Gold prices have fallen from $1,000 to under $800 per ounce just in the last month. As prices fell below $800, demand for physical gold rose to the point that many dealers – including the US Mint! – ran out of supply.
Bill Fleckenstein offers a great explanation for the strange recent action. Notable excerpt:
There are huge amounts of money being managed according to mechanical or mathematical trend-following systems. When those systems kick in, gold and silver can drop in price even on days when inflation is reported to be high, as happened Aug. 14. That’s because when a major liquidation is under way, the economic fundamentals have no bearing on market action. The quantitative systems take control.
Except for the dollar’s huge rally, virtually nothing has changed in the case for owning gold, though the price recently tanked by more than 20%. However, in the short run, fundamentals do not make any difference when powerful tailwinds or headwinds push prices around.
In the stock market, price action often reflects underlying events in businesses, industries and the economy. With commodities, price is just a reflection of the market’s attempt to help balance supply and demand, as the cost of production and other variables have only long-term relevance.

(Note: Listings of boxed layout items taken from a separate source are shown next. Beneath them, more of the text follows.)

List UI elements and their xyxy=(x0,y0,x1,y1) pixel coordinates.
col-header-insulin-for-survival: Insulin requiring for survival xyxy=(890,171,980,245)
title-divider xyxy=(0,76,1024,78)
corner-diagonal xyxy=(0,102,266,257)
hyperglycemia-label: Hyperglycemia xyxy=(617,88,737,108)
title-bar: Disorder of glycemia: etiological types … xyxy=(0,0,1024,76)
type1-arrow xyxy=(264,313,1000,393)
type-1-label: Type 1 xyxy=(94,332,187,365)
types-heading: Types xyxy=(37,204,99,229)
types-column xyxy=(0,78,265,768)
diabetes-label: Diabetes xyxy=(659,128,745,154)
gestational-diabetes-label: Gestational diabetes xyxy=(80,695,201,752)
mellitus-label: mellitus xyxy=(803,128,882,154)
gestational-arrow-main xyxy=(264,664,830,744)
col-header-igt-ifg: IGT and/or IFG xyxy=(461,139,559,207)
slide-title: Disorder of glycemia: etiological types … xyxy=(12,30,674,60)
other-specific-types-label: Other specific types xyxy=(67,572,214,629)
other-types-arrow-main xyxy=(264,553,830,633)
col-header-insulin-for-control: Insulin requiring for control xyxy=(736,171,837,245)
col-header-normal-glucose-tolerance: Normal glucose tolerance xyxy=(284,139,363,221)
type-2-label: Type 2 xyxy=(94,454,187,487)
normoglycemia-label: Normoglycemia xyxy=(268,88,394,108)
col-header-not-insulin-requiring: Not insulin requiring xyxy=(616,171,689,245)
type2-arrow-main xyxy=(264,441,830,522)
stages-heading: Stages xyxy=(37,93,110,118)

A closer look at the gold market reveals shortages driven by price declines and a subsequent explosion in retail demand, and many dealers have run out of assorted forms of gold coins, bars, etc. If you click here, for example, you can see that Tulving is out of gobs of products. Kitco.com has been warning about delivery delays.
These shortages likely have something to do with the fact that last week the U.S. Mint suspended sales of gold coins — a reflection of the surging demand. The fall in price also triggered an outpouring of buying in India and the Middle East. In addition, the exchange-traded funds, or ETFs, that hold gold and silver showed an amazing resilience in the face of plunging prices.
Thus we witnessed an unusual dichotomy: Physical buying (and here I’m kind of including the ETFs, though they aren’t purely physical) was ratcheting up even as the selling of futures contracts was driving the market lower. When the price was rallying, the futures market had a big hand in that, so we can’t ignore it when it seems to be at the epicenter of lower prices.
In any case, if we saw (as it appeared) heavy selling or short-selling in the futures market while demand for gold in the physical world was rising, that historically would be a very bullish development.